Netflix has already prepared shareholders for its second-quarter financial statement this week. But that doesn’t mean the news will be any easier to swallow. In April, after announcing that it had lost 200,000 subscribers, Netflix warned that it was likely to lose two million more in the next three months as it struggled to stay competitive among a bevy of streaming options. Since then, the company has done multiple rounds of layoffs while its share price has plunged. As the streaming giant tries to recover, it is planning to create a cheaper, ad-supported subscription tier, with Microsoft as its partner. But the move is no guarantee of calmer waters for the company.

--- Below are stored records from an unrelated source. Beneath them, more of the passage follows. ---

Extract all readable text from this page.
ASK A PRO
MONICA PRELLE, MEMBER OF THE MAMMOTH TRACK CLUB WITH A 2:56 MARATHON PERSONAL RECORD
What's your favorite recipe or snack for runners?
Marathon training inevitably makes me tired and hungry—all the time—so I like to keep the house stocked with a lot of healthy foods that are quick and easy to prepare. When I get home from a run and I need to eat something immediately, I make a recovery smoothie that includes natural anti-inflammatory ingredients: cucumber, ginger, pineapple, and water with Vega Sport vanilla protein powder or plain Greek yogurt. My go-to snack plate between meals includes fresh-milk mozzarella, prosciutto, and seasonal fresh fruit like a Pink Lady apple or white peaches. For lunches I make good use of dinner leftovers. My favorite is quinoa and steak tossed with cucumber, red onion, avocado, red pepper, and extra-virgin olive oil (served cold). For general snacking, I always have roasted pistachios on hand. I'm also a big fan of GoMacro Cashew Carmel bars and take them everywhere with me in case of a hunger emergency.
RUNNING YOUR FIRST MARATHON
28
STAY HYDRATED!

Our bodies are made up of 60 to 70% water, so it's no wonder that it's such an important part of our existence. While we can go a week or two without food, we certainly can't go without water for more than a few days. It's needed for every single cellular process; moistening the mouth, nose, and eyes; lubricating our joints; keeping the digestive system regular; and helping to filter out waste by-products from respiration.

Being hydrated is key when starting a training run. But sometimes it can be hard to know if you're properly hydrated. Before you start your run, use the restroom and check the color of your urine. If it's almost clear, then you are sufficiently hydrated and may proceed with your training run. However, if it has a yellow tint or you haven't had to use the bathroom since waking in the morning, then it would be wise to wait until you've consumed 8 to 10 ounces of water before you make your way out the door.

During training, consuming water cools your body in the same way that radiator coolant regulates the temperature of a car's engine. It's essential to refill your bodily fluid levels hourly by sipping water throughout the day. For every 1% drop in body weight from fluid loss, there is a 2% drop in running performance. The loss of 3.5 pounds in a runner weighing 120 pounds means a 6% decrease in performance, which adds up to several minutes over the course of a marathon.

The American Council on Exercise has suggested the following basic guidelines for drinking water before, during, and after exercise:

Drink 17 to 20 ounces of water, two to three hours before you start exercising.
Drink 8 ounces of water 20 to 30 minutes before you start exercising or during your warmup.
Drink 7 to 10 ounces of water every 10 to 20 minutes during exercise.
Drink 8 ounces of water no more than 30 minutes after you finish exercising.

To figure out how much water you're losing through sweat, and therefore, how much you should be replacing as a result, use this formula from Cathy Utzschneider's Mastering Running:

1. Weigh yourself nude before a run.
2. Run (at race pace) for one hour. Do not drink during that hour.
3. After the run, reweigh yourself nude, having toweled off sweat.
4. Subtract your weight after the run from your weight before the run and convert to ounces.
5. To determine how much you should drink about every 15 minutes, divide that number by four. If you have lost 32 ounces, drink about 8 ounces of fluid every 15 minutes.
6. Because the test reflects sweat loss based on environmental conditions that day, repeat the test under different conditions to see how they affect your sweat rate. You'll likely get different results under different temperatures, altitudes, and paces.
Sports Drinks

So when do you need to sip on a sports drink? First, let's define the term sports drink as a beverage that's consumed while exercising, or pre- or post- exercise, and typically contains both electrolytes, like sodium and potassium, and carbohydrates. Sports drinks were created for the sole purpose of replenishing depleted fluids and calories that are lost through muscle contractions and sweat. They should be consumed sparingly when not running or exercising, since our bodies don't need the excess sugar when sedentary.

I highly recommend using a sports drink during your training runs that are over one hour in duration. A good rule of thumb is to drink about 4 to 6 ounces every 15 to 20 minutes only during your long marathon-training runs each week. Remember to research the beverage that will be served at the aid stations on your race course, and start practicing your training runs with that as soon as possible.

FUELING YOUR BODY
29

The likelihood of an imminent recession depends on whom you ask. Talk to the chief economist at Wells Fargo, and he’ll tell you a recession in 2023 “seems more likely than not.” Ask S&P Global Ratings, and it will say the chance of a deep downturn is basically a tossup. Last week, despite what some would consider clear warning signs, JPMorgan Chase and Morgan Stanley said there was no recession in view yet. Despite the range of outlooks, the fact is that most people — analysts, economists and laypeople alike — are thinking about it and looking for clues in indicators like yield curves, inflation data, quarterly earnings and investor attitudes. And as the Fed tries to pump the brakes on the economy, anxiety that it could tip the country into a serious slowdown will continue to mount.

Bank of America was fined $225 million by federal regulators for mishandling pandemic unemployment benefits. Amid travel chaos, Delta Air Lines flew an empty plane to Heathrow Airport in London to pick up stranded luggage and bring it back to the United States. And Heathrow said it would limit the number of passengers until the end of the summer as it faces staffing shortages.